The politics of that are tough: every last bit of tax revenue is being squeezed out of the existing policy settings, with the pre-Christmas announcement of a petrol and road user price hikes being only the most high profile example. Others include a wave of technical changes to existing tax rules – such as tweaks to treatment of lease inducements and of GST on hire purchase arrangements for property transactions and the like.
These changes are generally justified on the grounds of making tax rules more consistent and coherence, but it is noticeable the consistency and coherence is generally “fiscally positive” –v that is, it garners more, rather than less, tax revenue.
The high profile political battle the coming year will be over the delayed mixed ownership model (MOM) share issue.
Up to 49% of state owned enterprise Mighty River Power will be floated earlier in the year – natural disasters and the Supreme Court of New Zealand permitting. A further float – probably Meridian Energy – will come later in the year.
The numbers here will be watched closely: what the shares go for, whether the government garners as much capital from the float as expected, and to what extent New Zealand ‘Mum and Dad’ investors are prepared to diversify their portfolios into this sort of share ownership.
The economic rationale for the share float has always been strongest on the grounds of diversification and the deepening of New Zealand’s capital markets – having rediscovered the attractions of savings over the past few years, New Zealanders have few relatively sold mature industries to invest in, and gradual share floats of government owned firms is a good way of widening and deepening the choice.

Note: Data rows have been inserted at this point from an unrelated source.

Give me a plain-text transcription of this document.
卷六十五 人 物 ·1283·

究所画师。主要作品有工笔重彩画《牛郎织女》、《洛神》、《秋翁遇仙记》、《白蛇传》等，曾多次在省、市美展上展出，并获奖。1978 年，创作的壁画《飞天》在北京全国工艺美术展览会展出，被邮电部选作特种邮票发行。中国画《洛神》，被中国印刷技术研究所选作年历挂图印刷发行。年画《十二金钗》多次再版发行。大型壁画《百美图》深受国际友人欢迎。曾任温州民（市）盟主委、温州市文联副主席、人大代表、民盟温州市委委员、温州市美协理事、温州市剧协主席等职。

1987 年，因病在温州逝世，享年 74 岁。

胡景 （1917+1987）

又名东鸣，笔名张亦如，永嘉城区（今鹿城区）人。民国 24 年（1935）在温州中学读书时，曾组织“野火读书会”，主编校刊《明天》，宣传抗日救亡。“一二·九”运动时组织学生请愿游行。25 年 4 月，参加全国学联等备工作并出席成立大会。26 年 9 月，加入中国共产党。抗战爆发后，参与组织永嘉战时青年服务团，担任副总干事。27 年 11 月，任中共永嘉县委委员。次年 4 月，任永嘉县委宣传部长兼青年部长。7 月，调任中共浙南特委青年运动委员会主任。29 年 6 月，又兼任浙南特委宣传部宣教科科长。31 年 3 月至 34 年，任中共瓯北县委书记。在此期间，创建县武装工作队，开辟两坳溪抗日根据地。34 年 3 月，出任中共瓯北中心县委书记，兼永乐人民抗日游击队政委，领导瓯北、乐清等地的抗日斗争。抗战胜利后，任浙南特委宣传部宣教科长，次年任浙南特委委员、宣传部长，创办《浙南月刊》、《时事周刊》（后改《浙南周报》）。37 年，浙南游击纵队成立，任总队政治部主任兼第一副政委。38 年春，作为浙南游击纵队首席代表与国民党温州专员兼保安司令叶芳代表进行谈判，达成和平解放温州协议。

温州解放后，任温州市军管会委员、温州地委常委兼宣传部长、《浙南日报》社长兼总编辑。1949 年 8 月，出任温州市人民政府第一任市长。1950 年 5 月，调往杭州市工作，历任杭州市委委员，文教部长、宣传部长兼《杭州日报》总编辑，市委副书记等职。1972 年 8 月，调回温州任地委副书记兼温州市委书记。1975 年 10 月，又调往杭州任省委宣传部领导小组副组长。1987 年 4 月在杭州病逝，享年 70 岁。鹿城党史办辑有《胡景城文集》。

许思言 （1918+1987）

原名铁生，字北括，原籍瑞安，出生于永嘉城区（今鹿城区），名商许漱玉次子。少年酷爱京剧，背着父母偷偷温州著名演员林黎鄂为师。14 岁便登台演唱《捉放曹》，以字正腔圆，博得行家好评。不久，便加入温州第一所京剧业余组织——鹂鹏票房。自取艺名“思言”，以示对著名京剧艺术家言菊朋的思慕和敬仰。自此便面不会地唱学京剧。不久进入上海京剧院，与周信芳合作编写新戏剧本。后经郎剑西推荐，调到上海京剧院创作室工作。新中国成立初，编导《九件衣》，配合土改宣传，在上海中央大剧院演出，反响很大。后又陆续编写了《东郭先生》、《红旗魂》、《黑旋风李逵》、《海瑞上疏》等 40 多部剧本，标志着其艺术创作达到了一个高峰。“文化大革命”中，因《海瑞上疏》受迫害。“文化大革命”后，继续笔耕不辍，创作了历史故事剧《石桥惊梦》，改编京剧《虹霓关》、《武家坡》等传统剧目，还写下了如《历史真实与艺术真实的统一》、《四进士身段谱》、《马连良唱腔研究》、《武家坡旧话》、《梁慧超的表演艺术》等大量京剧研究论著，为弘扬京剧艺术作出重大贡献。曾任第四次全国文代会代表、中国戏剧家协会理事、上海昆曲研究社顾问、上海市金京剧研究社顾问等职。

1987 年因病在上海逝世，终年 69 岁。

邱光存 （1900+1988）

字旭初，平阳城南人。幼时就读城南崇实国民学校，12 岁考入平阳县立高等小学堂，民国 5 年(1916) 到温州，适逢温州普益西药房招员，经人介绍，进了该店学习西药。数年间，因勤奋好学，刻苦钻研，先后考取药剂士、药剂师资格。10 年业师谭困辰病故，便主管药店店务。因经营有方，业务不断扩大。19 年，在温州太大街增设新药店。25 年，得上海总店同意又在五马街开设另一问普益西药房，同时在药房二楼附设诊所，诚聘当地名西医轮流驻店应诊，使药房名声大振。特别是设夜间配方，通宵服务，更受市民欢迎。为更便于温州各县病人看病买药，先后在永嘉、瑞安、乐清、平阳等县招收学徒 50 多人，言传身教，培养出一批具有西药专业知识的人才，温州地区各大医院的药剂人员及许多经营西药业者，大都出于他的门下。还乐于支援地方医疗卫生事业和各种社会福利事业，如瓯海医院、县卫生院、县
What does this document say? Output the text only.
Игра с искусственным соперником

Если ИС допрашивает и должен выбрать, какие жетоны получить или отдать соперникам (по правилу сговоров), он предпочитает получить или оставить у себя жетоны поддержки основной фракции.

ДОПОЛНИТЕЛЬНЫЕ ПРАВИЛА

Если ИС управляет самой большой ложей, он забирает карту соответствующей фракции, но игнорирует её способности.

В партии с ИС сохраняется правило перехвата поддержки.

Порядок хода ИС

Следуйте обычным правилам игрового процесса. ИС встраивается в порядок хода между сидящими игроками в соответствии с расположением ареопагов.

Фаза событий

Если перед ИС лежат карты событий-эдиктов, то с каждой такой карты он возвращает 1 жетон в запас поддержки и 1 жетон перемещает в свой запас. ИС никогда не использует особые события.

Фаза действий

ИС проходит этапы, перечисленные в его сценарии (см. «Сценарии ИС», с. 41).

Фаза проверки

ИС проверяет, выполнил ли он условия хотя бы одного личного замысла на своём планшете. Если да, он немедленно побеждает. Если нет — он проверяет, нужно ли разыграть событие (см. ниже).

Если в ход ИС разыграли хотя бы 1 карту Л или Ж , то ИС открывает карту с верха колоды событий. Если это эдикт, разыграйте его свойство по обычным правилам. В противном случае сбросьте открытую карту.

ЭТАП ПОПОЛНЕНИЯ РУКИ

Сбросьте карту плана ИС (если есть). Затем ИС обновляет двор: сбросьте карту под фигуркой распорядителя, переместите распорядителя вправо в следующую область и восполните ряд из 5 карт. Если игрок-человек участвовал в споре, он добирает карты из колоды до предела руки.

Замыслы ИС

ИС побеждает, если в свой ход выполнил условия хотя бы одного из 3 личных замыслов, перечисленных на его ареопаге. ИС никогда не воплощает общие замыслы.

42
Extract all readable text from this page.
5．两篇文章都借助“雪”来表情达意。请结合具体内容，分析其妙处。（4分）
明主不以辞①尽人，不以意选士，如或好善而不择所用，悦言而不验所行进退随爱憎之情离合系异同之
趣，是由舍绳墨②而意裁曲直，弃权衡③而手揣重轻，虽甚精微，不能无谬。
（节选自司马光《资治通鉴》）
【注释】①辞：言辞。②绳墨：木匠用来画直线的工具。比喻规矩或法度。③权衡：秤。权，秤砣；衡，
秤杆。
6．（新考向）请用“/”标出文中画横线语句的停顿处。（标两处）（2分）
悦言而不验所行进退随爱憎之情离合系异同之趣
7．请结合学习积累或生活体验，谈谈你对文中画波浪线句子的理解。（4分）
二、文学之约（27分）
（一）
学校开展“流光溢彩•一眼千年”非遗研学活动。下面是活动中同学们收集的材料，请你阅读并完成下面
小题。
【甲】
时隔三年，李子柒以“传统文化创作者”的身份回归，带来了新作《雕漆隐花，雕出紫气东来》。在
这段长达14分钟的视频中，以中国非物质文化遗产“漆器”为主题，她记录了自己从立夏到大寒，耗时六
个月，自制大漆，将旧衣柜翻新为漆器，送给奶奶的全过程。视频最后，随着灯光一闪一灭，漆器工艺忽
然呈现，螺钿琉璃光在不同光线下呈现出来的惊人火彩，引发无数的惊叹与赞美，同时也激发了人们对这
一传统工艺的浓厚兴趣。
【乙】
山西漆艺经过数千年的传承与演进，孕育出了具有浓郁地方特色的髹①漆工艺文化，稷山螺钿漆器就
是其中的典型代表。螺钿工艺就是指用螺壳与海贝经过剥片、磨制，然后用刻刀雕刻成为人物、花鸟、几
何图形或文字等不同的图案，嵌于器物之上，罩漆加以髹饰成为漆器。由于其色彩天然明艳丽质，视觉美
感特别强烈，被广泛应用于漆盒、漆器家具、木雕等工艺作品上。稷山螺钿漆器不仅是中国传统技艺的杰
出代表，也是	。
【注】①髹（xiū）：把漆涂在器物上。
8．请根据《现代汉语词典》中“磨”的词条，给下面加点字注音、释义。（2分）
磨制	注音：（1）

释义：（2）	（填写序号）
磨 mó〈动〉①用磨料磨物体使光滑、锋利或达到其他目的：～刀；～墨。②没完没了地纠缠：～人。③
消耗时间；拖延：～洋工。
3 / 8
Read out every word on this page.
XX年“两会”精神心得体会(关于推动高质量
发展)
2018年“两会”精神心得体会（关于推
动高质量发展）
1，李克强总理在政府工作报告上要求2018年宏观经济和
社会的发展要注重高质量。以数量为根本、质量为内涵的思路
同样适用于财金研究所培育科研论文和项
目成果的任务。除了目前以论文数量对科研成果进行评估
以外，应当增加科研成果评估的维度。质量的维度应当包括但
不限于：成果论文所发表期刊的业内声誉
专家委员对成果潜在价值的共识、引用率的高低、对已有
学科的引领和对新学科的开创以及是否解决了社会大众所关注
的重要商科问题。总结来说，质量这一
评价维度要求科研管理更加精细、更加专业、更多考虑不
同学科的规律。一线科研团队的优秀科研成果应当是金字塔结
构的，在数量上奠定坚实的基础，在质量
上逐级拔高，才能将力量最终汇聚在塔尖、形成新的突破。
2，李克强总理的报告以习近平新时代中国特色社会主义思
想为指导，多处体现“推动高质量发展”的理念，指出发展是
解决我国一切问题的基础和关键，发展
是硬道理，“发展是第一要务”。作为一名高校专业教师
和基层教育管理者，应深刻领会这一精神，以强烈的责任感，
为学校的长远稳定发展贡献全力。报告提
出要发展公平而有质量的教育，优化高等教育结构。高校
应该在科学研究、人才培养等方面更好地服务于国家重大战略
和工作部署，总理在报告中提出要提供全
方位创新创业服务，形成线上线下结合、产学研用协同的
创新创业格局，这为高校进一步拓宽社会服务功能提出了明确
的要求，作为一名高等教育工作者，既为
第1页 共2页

This is, after all, the approach adopted very successfully by Singapore back in the 1980s.
The political risk though is twofold: one is that the shares will not sell for as much as expected and the government does not reach its $5-7 billion target range for the whole share float.
The bigger risk the opposite: the shares will sell for too high a price – and that price then falls on the NZX.
It is not too difficult to see this happening: share ownership is not a one-way bet and if there is too much hype and excitement a round the floats this may well happen.
They are unlikely to fall disastrously, in a commercial sense – but any substantial drop will have political consequences.